New Pevsner Introductions: Shedding Light on Buildings

To celebrate publication of the first two volumes in a new series from Pevsner, we asked Pevsner publisher Sally Salvesen some questions about the architecture books everyone is waiting to get their hands on –  Pevsner Introductions.

Pevsner Introductions

Yale: Nikolaus Pevsner is one of the names most associated with writing about buildings, but for people new to Pevsner, what’s special about these Introductions?

Sally Salvesen: The county volumes of The Buildings of England and the rest of the Pevsner series can seem quite intimidating for people with just a little experience of architectural history. With this new series we want to offer books that give readers, church crawlers and house hunters confidence in understanding what they are looking at. Buildings from all over the country are used as examples of particular styles and developments. So the hope is that after reading these Introductions people will feel better informed and well-grounded in the subjects. We’ve been able to include lots of photographs that help to illustrate the points made.

Y: Pevsner Guides in their recognisable livery have always had collectable quality, lending themselves to their own bookshelf. The new guides depart from traditional Pevsner branding, and are all set to inspire a new generation of Pevsner ‘shelfies’. How did this covetable new look come about?

Pevsner Introductions

SS: We’ve been particularly lucky to work with David Pearson of Type as Image on the series look. David comes from the perfect background for us. He started his career in the text design department of Penguin, and all the Pevsner typography also originated there. We still use the type spec drawn up by the great typographer Hans Schmoller in 1950. David was also the designer of Penguin’s Great Ideas series. He has a wonderful sense of how to combine the serious and the playful to create themes that run from one book to another with great strength. He came up with a look that uses relevant architectural elements for each topic, juxtaposing them with a very light touch. He’s recently been appointed a Royal Designer for Industry, which puts him right at the top of the league.

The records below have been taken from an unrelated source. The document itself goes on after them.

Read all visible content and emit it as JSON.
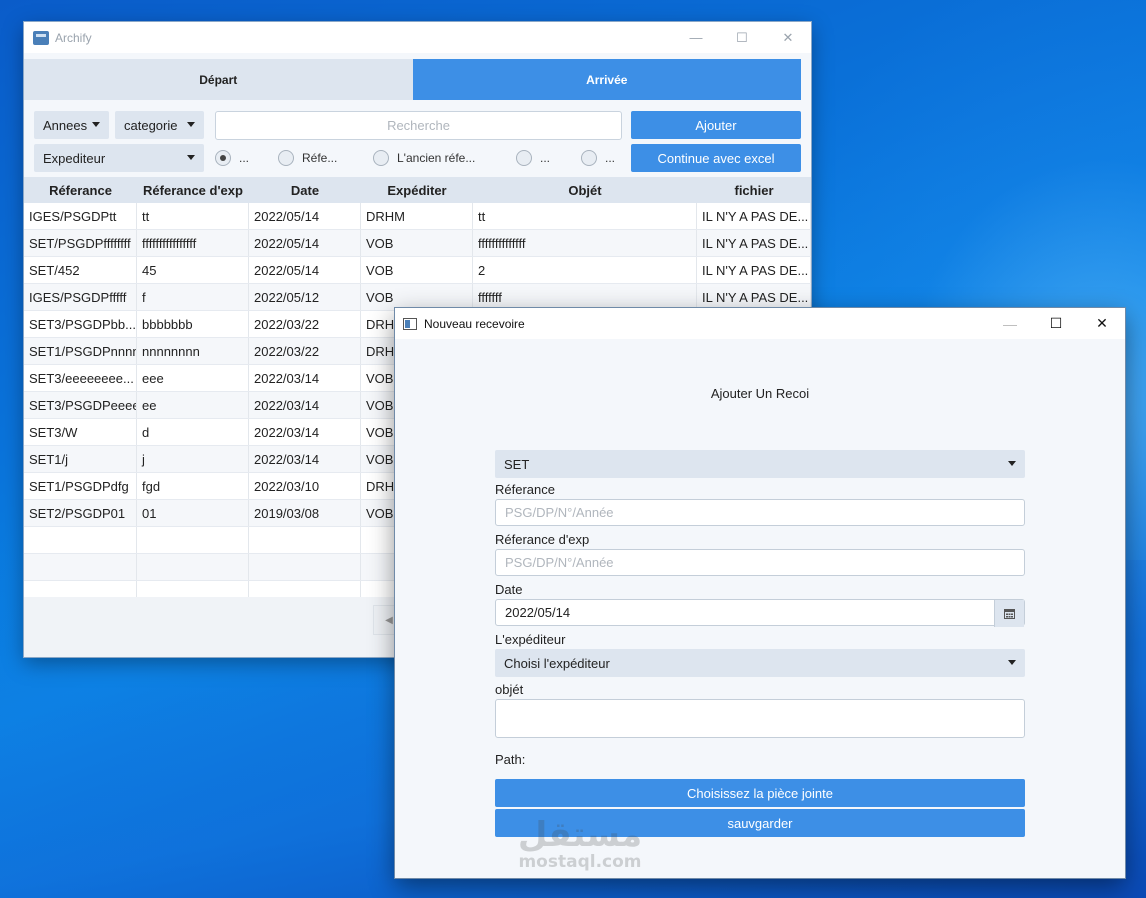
{
  "main_window": {
    "title": "Archify",
    "tabs": [
      {
        "label": "Départ"
      },
      {
        "label": "Arrivée"
      }
    ],
    "filters": {
      "years_label": "Annees",
      "category_label": "categorie",
      "sender_label": "Expediteur",
      "search_placeholder": "Recherche",
      "add_label": "Ajouter",
      "excel_label": "Continue avec excel",
      "radios": [
        {
          "label": "...",
          "selected": true
        },
        {
          "label": "Réfe...",
          "selected": false
        },
        {
          "label": "L'ancien réfe...",
          "selected": false
        },
        {
          "label": "...",
          "selected": false
        },
        {
          "label": "...",
          "selected": false
        }
      ]
    },
    "table": {
      "headers": [
        "Réferance",
        "Réferance d'exp",
        "Date",
        "Expéditer",
        "Objét",
        "fichier"
      ],
      "rows": [
        [
          "IGES/PSGDPtt",
          "tt",
          "2022/05/14",
          "DRHM",
          "tt",
          "IL N'Y A PAS DE..."
        ],
        [
          "SET/PSGDPffffffff",
          "ffffffffffffffff",
          "2022/05/14",
          "VOB",
          "ffffffffffffff",
          "IL N'Y A PAS DE..."
        ],
        [
          "SET/452",
          "45",
          "2022/05/14",
          "VOB",
          "2",
          "IL N'Y A PAS DE..."
        ],
        [
          "IGES/PSGDPfffff",
          "f",
          "2022/05/12",
          "VOB",
          "fffffff",
          "IL N'Y A PAS DE..."
        ],
        [
          "SET3/PSGDPbb...",
          "bbbbbbb",
          "2022/03/22",
          "DRHM",
          "",
          ""
        ],
        [
          "SET1/PSGDPnnnn",
          "nnnnnnnn",
          "2022/03/22",
          "DRHM",
          "",
          ""
        ],
        [
          "SET3/eeeeeeee...",
          "eee",
          "2022/03/14",
          "VOB",
          "",
          ""
        ],
        [
          "SET3/PSGDPeeee",
          "ee",
          "2022/03/14",
          "VOB",
          "",
          ""
        ],
        [
          "SET3/W",
          "d",
          "2022/03/14",
          "VOB",
          "",
          ""
        ],
        [
          "SET1/j",
          "j",
          "2022/03/14",
          "VOB",
          "",
          ""
        ],
        [
          "SET1/PSGDPdfg",
          "fgd",
          "2022/03/10",
          "DRHM",
          "",
          ""
        ],
        [
          "SET2/PSGDP01",
          "01",
          "2019/03/08",
          "VOB",
          "",
          ""
        ],
        [
          "",
          "",
          "",
          "",
          "",
          ""
        ],
        [
          "",
          "",
          "",
          "",
          "",
          ""
        ],
        [
          "",
          "",
          "",
          "",
          "",
          ""
        ]
      ]
    }
  },
  "dialog": {
    "title": "Nouveau recevoire",
    "heading": "Ajouter Un Recoi",
    "category_value": "SET",
    "reference_label": "Réferance",
    "reference_placeholder": "PSG/DP/N°/Année",
    "exp_reference_label": "Réferance d'exp",
    "exp_reference_placeholder": "PSG/DP/N°/Année",
    "date_label": "Date",
    "date_value": "2022/05/14",
    "sender_label": "L'expéditeur",
    "sender_value": "Choisi l'expéditeur",
    "object_label": "objét",
    "path_label": "Path:",
    "attach_label": "Choisissez la pièce jointe",
    "save_label": "sauvgarder"
  },
  "watermark": {
    "arabic": "مستقل",
    "latin": "mostaql.com"
  },
  "colors": {
    "accent": "#3d8fe6",
    "control_bg": "#dde5ef",
    "window_bg": "#f4f7fb",
    "desktop": "#0a74db"
  }
}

Y: Yale is publishing two Introduction volumes this spring, Houses and Churches. What can we look forward to next, and how do you see the series developing?

SS: The next book to appear in this livery will be a revised edition of Pevsner’s Architectural Glossary – it will include plenty more terms and we hope to have more images too. That will be accompanied by an updated version of the app, including the much-loved audio pronounciations, recorded by our editors Simon Bradley and Charles O’Brien. Then after that Simon, who is a best-selling railway author as well as being one of the two in-house Pevsner writers, will be producing the Transport volume in Spring 2017. It will cover a wide range of topics from airports and railway buildings, to motorway service stations and lock-keepers’ cottages.

Y: Dream author? The Pevsner Introductions have already paired energetic architecture experts with two favourite architectural forms – houses and churches. If you could pick a celebrity author for a new volume, what might that pairing be?

SS: This is fun – lots of thoughts spring to mind. I’d like Will Self to do Towns, and Jonathan Meades to tackle Industry. But on the other hand, I’d hate to give anyone the impression that only men can write well about architecture, so, in that case, Gillian Darley should do Towns – she’d bring a wonderful sense of topographical richness to it, and Elain Harwood, author of Space, Hope and Brutalism, as well as the Pevsner City Guide to Nottingham, should do Modern.